2
votes

I'm developing some simulation software in Clojure that will need to process lots of vector data (basically originating as offsets into arrays of Java floats, length typically in 10-10000 range). Large numbers of these vectors will need to go through various processing steps - e.g. normalising the vectors, concatenating together two streams of vectors, calculating a moving average etc.

Rather than doing everything in an imperative style, I was hoping to do was create a more functional-style Clojure solution that would do the following:

  • allow any vector function to be turned into a pluggable module, e.g. (def module-a (make-module some-function))
  • allow these modules to be composed in pipelines, e.g. (def combined-module (combine-in-series module-a module-b)) would feed the output of module-a into the input of module-b
  • allow auxillary functions to access state stored within a given module, e.g. (get-moving-average some-moving-average-module), which would need to work even if some-moving-average-module is embedded deep within a combined pipeline
  • hide any boilerplate code behind the scenes, e.g. allocating sufficiently large temporary arrays for vector calculation.

Does this sound like a sensible approach?

If so, any implementation hints or libraries that might help?

2

2 Answers

3
votes

In a functional language, everything is dataflow.
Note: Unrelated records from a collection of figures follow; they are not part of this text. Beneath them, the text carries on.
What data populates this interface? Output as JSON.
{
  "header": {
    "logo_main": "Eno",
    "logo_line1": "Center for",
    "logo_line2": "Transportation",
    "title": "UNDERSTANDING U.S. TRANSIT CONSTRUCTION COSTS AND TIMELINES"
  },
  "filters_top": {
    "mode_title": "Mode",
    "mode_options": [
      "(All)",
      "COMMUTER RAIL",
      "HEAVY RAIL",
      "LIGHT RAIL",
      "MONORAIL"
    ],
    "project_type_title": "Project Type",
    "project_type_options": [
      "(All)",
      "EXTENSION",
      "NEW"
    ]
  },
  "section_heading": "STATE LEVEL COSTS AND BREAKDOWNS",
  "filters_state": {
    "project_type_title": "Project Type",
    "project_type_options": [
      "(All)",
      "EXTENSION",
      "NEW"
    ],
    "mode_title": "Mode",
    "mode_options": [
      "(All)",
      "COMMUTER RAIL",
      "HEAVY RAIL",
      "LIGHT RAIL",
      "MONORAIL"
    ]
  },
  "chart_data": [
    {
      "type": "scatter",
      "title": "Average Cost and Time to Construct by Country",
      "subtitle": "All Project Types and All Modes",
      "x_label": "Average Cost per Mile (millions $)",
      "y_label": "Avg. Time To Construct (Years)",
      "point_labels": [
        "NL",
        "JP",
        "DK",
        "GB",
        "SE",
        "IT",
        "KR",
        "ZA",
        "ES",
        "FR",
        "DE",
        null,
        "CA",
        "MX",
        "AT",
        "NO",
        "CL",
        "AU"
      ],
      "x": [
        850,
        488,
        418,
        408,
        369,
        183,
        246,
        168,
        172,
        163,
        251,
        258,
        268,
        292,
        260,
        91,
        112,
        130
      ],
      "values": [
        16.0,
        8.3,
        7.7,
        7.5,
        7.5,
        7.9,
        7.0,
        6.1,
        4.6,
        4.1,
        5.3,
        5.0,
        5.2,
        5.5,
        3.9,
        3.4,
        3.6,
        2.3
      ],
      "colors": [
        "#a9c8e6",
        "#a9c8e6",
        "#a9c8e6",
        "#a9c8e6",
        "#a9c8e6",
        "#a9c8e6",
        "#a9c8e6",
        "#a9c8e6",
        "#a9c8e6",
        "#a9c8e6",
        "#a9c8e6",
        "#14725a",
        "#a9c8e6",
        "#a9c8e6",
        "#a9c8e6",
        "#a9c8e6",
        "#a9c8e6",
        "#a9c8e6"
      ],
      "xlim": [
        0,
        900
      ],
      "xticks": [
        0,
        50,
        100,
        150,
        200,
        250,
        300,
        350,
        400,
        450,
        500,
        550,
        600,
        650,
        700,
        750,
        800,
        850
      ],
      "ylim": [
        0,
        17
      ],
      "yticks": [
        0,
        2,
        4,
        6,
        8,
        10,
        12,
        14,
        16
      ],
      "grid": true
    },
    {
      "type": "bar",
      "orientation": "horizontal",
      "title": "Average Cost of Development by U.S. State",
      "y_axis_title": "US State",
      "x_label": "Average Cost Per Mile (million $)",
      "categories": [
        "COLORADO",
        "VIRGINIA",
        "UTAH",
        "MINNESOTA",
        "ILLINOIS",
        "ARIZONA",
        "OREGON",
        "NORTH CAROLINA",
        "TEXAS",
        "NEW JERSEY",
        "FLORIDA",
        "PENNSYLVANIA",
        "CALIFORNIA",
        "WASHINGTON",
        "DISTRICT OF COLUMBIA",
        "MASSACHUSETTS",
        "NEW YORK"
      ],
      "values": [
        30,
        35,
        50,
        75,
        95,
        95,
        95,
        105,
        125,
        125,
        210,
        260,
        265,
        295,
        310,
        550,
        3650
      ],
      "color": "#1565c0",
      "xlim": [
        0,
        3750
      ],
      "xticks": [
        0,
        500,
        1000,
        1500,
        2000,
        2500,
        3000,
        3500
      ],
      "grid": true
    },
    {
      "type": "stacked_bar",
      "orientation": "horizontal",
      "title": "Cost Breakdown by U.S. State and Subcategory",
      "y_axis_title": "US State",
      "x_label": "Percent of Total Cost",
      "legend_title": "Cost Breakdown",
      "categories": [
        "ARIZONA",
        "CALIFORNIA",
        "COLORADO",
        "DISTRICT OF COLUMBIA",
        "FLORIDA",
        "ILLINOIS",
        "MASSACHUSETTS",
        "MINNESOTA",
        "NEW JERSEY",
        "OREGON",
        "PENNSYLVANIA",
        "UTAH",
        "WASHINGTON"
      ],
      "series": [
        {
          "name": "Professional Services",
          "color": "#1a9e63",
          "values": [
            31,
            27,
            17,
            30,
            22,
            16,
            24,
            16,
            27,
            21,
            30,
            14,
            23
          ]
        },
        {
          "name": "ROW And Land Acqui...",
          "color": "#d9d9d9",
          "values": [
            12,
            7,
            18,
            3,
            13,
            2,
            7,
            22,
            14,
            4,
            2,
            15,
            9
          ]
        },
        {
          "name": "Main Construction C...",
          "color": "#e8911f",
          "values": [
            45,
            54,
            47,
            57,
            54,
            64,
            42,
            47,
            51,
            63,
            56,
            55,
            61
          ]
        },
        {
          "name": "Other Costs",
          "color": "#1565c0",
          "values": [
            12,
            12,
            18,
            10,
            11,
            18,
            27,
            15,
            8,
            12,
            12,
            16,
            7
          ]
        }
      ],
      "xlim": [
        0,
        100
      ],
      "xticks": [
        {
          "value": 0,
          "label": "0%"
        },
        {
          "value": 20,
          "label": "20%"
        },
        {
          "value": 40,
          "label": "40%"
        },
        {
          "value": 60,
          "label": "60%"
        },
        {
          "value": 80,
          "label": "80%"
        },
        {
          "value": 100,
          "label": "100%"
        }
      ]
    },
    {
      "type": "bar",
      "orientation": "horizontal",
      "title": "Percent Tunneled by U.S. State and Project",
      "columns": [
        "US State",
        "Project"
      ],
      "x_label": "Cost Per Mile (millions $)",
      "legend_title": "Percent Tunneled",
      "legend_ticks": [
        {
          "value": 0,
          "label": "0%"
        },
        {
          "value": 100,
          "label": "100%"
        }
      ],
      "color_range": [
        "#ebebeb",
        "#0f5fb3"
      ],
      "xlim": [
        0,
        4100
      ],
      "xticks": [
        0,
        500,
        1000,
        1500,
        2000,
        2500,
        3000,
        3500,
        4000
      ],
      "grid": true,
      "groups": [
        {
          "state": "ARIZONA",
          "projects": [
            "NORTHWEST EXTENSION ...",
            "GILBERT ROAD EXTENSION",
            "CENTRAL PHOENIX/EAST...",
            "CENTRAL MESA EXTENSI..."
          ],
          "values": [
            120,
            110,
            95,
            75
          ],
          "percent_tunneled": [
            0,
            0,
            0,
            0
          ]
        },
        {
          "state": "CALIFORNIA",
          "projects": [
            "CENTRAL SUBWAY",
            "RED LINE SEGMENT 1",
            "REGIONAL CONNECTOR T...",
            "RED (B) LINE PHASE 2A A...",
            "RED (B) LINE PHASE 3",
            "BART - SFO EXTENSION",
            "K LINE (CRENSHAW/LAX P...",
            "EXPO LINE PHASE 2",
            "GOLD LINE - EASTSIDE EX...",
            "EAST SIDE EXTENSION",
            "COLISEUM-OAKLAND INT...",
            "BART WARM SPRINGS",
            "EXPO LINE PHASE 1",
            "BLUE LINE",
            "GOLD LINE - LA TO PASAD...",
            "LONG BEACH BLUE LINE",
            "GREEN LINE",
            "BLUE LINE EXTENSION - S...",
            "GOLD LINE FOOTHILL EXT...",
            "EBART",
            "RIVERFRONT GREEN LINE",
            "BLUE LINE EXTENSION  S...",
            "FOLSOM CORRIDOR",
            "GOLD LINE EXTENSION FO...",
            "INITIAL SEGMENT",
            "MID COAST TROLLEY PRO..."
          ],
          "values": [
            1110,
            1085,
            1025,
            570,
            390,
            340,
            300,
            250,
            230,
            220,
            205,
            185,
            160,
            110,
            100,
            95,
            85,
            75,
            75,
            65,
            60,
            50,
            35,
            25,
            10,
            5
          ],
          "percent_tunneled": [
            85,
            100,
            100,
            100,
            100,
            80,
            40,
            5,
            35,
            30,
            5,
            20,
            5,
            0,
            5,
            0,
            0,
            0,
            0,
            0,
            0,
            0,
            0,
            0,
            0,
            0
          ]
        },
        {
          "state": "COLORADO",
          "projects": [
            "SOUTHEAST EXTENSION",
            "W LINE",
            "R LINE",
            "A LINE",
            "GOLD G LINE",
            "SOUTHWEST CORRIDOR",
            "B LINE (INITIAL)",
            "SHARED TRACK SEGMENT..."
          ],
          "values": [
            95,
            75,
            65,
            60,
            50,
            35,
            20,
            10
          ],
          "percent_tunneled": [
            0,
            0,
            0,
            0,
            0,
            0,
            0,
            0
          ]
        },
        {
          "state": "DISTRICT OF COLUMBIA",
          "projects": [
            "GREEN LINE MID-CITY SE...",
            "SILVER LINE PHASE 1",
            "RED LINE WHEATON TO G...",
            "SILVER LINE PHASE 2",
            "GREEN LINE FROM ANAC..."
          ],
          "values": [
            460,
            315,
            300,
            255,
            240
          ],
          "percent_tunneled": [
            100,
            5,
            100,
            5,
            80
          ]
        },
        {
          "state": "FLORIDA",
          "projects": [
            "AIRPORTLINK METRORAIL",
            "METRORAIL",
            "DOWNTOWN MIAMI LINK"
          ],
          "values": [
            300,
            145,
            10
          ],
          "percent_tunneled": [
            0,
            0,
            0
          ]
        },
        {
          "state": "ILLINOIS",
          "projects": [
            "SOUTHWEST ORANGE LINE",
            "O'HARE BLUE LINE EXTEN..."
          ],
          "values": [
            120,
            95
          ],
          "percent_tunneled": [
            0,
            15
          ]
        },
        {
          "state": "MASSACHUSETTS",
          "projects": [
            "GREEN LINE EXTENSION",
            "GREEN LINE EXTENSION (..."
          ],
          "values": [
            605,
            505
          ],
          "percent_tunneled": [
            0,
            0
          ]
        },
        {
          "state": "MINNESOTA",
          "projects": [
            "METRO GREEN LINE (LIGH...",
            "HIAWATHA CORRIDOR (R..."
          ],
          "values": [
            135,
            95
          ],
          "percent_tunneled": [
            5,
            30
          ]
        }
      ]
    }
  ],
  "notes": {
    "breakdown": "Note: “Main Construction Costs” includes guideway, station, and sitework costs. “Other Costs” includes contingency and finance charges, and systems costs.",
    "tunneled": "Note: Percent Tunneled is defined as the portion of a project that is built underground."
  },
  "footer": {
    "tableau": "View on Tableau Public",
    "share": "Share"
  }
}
You can use functions as your module concept.

To address each of your use-cases:

  • A pluggagble module is a Clojure function that takes a single argument that is the state of your data vector. e.g. (def module-a some-function) To allow for easy extension by modules, I suggest using a Clojure map as your state, where one field is your array of floats.
  • Composing modules is function composition. e.g. (def combined-module (compose module-a module-b)
  • Auxiliary functions are accessor functions, extracting state from your data. e.g. If your data is a Clojure map with a :moving-average field, then the keyword :moving-average is your accessor function. State is not stored in modules.
  • Boilerplate code is hidden in the implementation of your functions, which can be declared anywhere, possibly in another file and namespace.